The record’s middle third — “The Delicate Place”, “Sister Jack”, and “I Summon You” — acts as a sort of transition from its turbulent birth to the circular fever dream explored at its end. “Sister Jack”, the most conventional and ridiculously catchy pop song of the bunch, soars like “And Your Bird Can Sing” and wrangles sampled sound like “Being for the Benefit of Mr. Kite”. “I can’t relax / With my knees on the ground and a stick in my back,” Daniel sings in double-tracked vocals that shift almost imperceptibly, and the song furthers that edginess and insecurity, retaliating against a sucker punch with its fists casting blurs around the room. “I Summon You”, Gimme Fiction‘s most naked, introspective song, is also its malleable gateway back into the world from which it came. Here Spoon is reduced to its most basic, unadorned instrumentation, proffering a melody and chord progression both knotty and flirtatious with words that ache, pine, and shoulder burdens: “You got the weight of the world coming down like a mother’s eye / And all that you can give is a cold goodbye”.

Moving into its final third, Gimme Fiction becomes a cauldron of atmosphere, manipulating its simple arrangements into swirling, groove-oriented soundscapes. “The Infinite Pet” coaxes a stingy blues riff into some moonlit cornfield ritual, beckoning the ghosts of bluesy woe (“Resigned myself to the fate of the failed and the conned”) and vacuuming them up into an intensifying black hole. “Was It You?” seeks to identify a fleeting encounter at night, caught up in its own suspicious, obsessive repetitions of sound; over a taciturn groove of bass and drums, instrumental patterns criss-cross, interlope, and react as parallels and adjacents.
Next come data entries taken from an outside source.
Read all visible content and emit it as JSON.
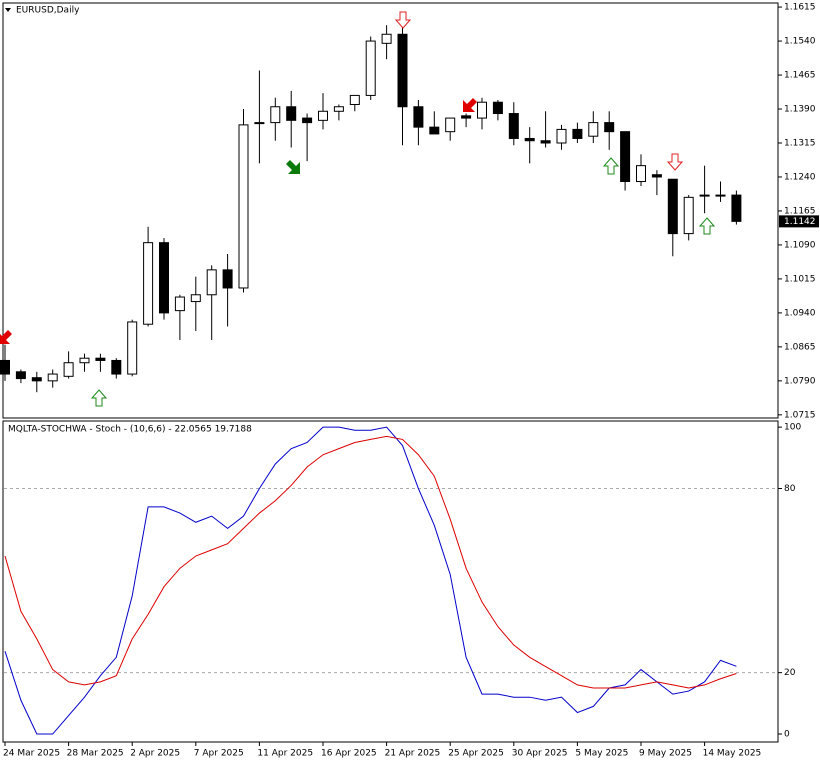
{
  "chart_data": [
    {
      "type": "candlestick",
      "title": "EURUSD,Daily",
      "open": [
        1.0835,
        1.081,
        1.0797,
        1.079,
        1.08,
        1.083,
        1.084,
        1.0835,
        1.0805,
        1.0915,
        1.1095,
        1.0945,
        1.0965,
        1.098,
        1.1035,
        1.0995,
        1.136,
        1.136,
        1.1395,
        1.137,
        1.1365,
        1.1385,
        1.14,
        1.142,
        1.1535,
        1.1555,
        1.1395,
        1.135,
        1.134,
        1.1375,
        1.137,
        1.1405,
        1.138,
        1.1325,
        1.132,
        1.1315,
        1.1345,
        1.133,
        1.136,
        1.134,
        1.123,
        1.1245,
        1.1235,
        1.1115,
        1.12,
        1.12,
        1.12
      ],
      "high": [
        1.087,
        1.0815,
        1.081,
        1.0815,
        1.0855,
        1.085,
        1.085,
        1.084,
        1.0925,
        1.113,
        1.1105,
        1.098,
        1.102,
        1.1045,
        1.107,
        1.139,
        1.1475,
        1.1415,
        1.143,
        1.138,
        1.1425,
        1.14,
        1.142,
        1.155,
        1.1575,
        1.157,
        1.141,
        1.1385,
        1.137,
        1.138,
        1.1415,
        1.141,
        1.1405,
        1.135,
        1.1385,
        1.1355,
        1.136,
        1.1385,
        1.1385,
        1.134,
        1.129,
        1.1255,
        1.1235,
        1.12,
        1.1265,
        1.123,
        1.121
      ],
      "low": [
        1.079,
        1.0785,
        1.0765,
        1.0775,
        1.0795,
        1.081,
        1.081,
        1.0795,
        1.08,
        1.091,
        1.0925,
        1.088,
        1.09,
        1.088,
        1.091,
        1.0985,
        1.127,
        1.132,
        1.1305,
        1.1275,
        1.1345,
        1.1365,
        1.1385,
        1.141,
        1.15,
        1.131,
        1.131,
        1.1335,
        1.132,
        1.135,
        1.1345,
        1.1365,
        1.131,
        1.127,
        1.1305,
        1.13,
        1.1315,
        1.1315,
        1.13,
        1.121,
        1.122,
        1.12,
        1.1065,
        1.11,
        1.116,
        1.1185,
        1.1135
      ],
      "close": [
        1.0805,
        1.0795,
        1.079,
        1.0805,
        1.083,
        1.084,
        1.0835,
        1.0805,
        1.092,
        1.1095,
        1.094,
        1.0975,
        1.098,
        1.1035,
        1.0995,
        1.1355,
        1.136,
        1.1395,
        1.1365,
        1.136,
        1.1385,
        1.1395,
        1.142,
        1.154,
        1.1555,
        1.1395,
        1.135,
        1.1335,
        1.137,
        1.137,
        1.1405,
        1.138,
        1.1325,
        1.132,
        1.1315,
        1.1345,
        1.1325,
        1.136,
        1.134,
        1.123,
        1.1265,
        1.124,
        1.1115,
        1.1195,
        1.12,
        1.12,
        1.1142
      ],
      "up_color": "#ffffff",
      "down_color": "#000000",
      "ylim": [
        1.0708,
        1.1624
      ],
      "yticks": [
        1.0715,
        {
          "value": 1.079,
          "label": "1.0790"
        },
        1.0865,
        {
          "value": 1.094,
          "label": "1.0940"
        },
        1.1015,
        {
          "value": 1.109,
          "label": "1.1090"
        },
        1.1165,
        {
          "value": 1.124,
          "label": "1.1240"
        },
        1.1315,
        {
          "value": 1.139,
          "label": "1.1390"
        },
        1.1465,
        {
          "value": 1.154,
          "label": "1.1540"
        },
        1.1615
      ]
    },
    {
      "type": "line",
      "title": "MQLTA-STOCHWA - Stoch - (10,6,6) - 22.0565 19.7188",
      "categories": [
        "24 Mar 2025",
        null,
        null,
        null,
        "28 Mar 2025",
        null,
        null,
        null,
        "2 Apr 2025",
        null,
        null,
        null,
        "7 Apr 2025",
        null,
        null,
        null,
        "11 Apr 2025",
        null,
        null,
        null,
        "16 Apr 2025",
        null,
        null,
        null,
        "21 Apr 2025",
        null,
        null,
        null,
        "25 Apr 2025",
        null,
        null,
        null,
        "30 Apr 2025",
        null,
        null,
        null,
        "5 May 2025",
        null,
        null,
        null,
        "9 May 2025",
        null,
        null,
        null,
        "14 May 2025",
        null,
        null
      ],
      "series": [
        {
          "color": "#0000cc",
          "values": [
            27,
            11,
            0,
            0,
            6,
            12,
            19,
            25,
            45,
            74,
            74,
            72,
            69,
            71,
            67,
            71,
            80,
            88,
            93,
            95,
            100,
            100,
            99,
            99,
            100,
            94,
            80,
            68,
            52,
            25,
            13,
            13,
            12,
            12,
            11,
            12,
            7,
            9,
            15,
            16,
            21,
            17,
            13,
            14,
            17,
            24,
            22.0565
          ]
        },
        {
          "color": "#dd0000",
          "values": [
            58,
            40,
            31,
            21,
            17,
            16,
            17,
            19,
            31,
            39,
            48,
            54,
            58,
            60,
            62,
            67,
            72,
            76,
            81,
            87,
            91,
            93,
            95,
            96,
            97,
            96,
            91,
            84,
            70,
            54,
            43,
            35,
            29,
            25,
            22,
            19,
            16,
            15,
            15,
            15,
            16,
            17,
            16,
            15,
            16,
            18,
            19.7188
          ]
        }
      ],
      "ylim": [
        -2.6,
        102
      ],
      "yticks": [
        0,
        20,
        80,
        100
      ],
      "levels": [
        20,
        80
      ]
    }
  ]
}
The melody of “They Never Got You” is vintage Plastic Ono Band-esque Lennon, its hypnotic construction practically as meager as “I Summon You”; yet even without the embellishments of a song like “Was It You?”, its stringent reinforcement of a cyclical pattern creates the illusion of a tense climax. “Cover your tracks / Cover the path to the heart / Don’t let those footholds start / And don’t let no one in,” Daniel advises, wearily, not so much negating the record’s previous honesties as he is guarding them.

When Gimme Fiction ends with the passionate percussions of “Merchants of Soul”, it’s over all too fast. Its evolutionary track — emerging thornily, grappling with its own upright equilibrium, and then throwing off the scent in the woods — is swift, carefully plotted, and dangerously confident. This is how the new century will be built: from the ground on up, brick by brick, chord by chord, ushering new concepts in vessels of the familiar, charting the untold expanses of the simple, provoked by stark reductionism and snowballing creativity. Whether in Austin, Texas or Paterson, New Jersey, Spoon’s implied insistence of William Carlos Williams’s ideal will resonate: “No ideas but in things!”